Подобные пустяки мне были приятны, возвращали меня к жизни, как собаку, когда ее треплют по шее.
Так прошла неделя, но мне было тяжело оставаться в доме. Я еще не осмеливался вернуться в Кьери. Я поговорил об этом с Эльвирой, и она сказала: «Кто знает, как там этот мальчик. Нужно отнести ему хотя бы яблок».
На следующий день она отправилась туда. Я весь день читал. Когда она вернулась, то была вне себя от злости. Дино уже шесть дней не было в пансионе.
Я не мешал ей ругать попов и привратника. Я ее даже не спросил, искали ли они его, есть ли у них какой-нибудь след. Я знал, куда он пошел. Я давно знал об этом. Я ничего не сказал, но я видел, как он идет в Турин, всех сторонится, прячется во рвах, пробирается в горы.
Больше ничего в пансионе не происходило. Мы зря забили тревогу. Настоятель передал, что я могу вернуться.
Мы подождали еще два дня. Я рассказал Эльвире о доме за Дорой, возможно, там что-нибудь знали о Дино и о его близких. Но идти туда мне было слишком рискованно. Я часто думал: «А если Кате вернется и спросит меня, где он?».
Потом я все же решился и вернулся в Кьери.
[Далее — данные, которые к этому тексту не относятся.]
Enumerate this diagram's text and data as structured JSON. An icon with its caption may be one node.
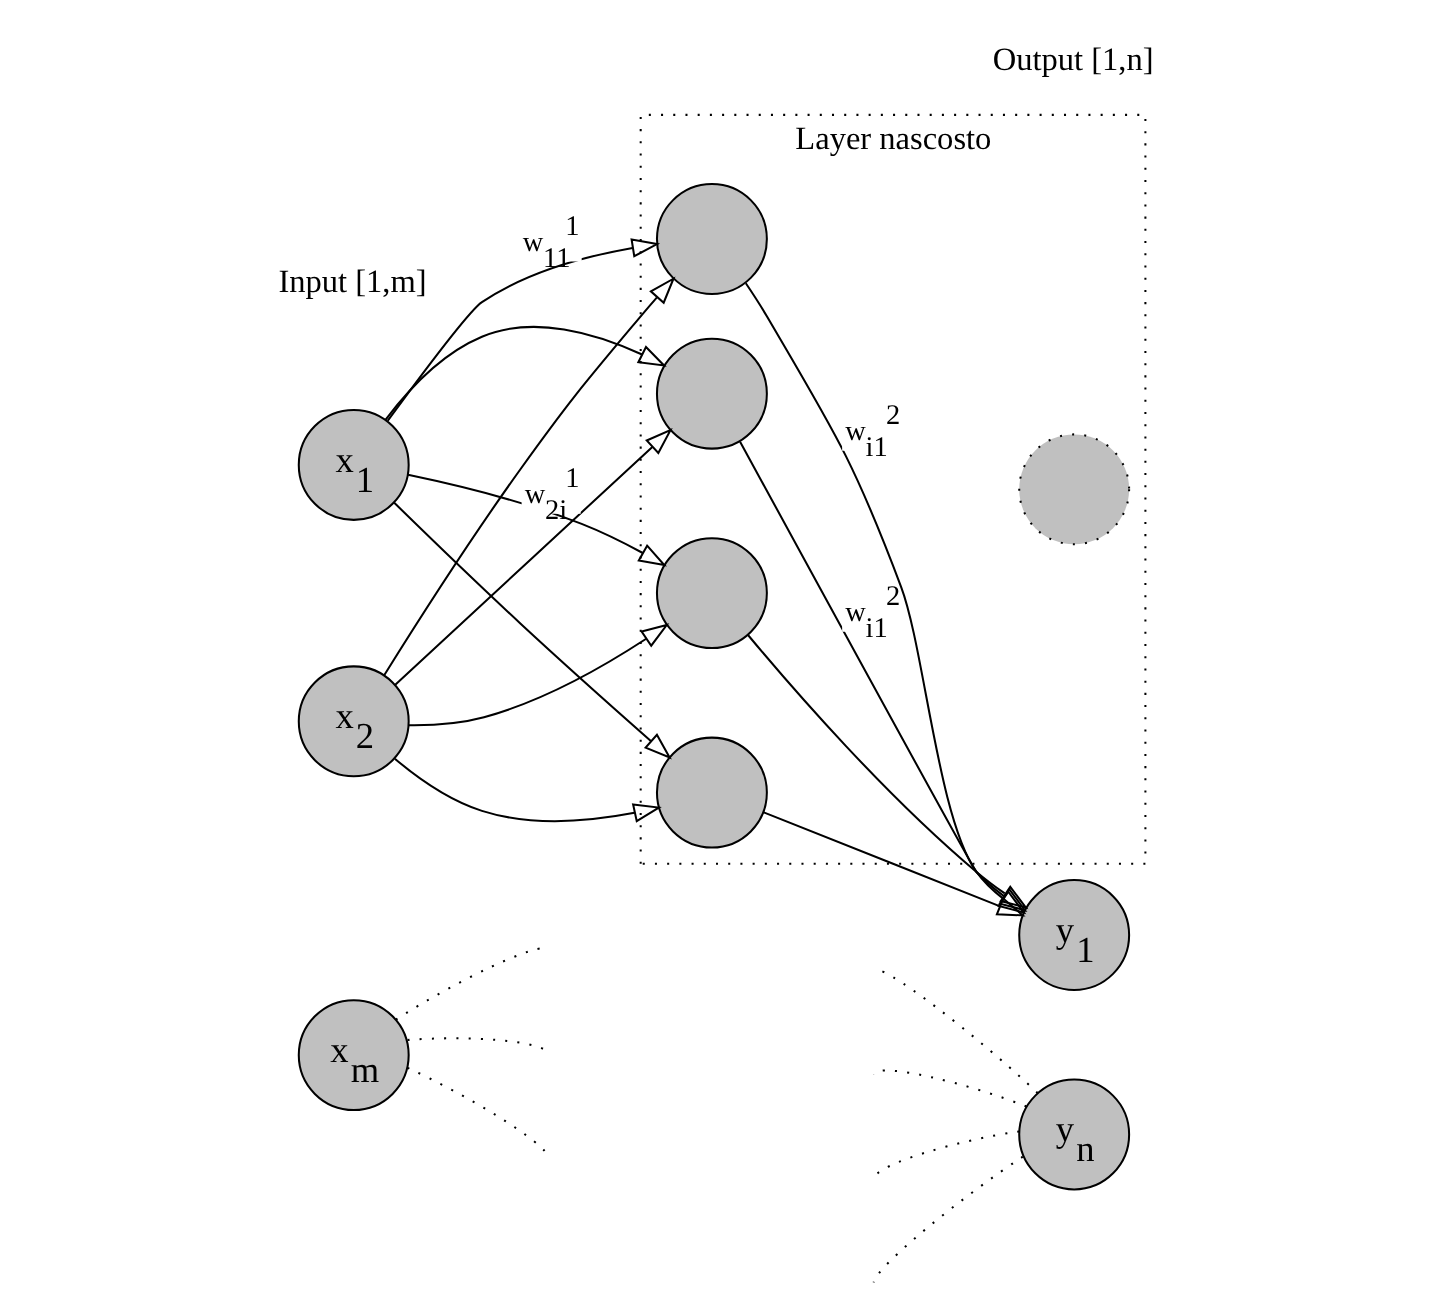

Я попросил Эльвиру передавать мне все новости. «Если Дино никого не найдет, — сказал я ей, — он знает дорогу и вернется». Весь путь я представлял себе, что вот, сейчас, увижу, как он возникает впереди, я возьму его за руку и пойду рядом с ним. Вместо этого, входя в Кьери, я встретил военный патруль. Он, свернув с бульвара, шел мне навстречу. Один из солдат был молод, совсем мальчик, трое других — чернорубашечники, у всех бесстрастные, но мерзкие лица. В руках, дулом вниз, у них были ружья. Они прошли рядом со мной и ничего не сказали.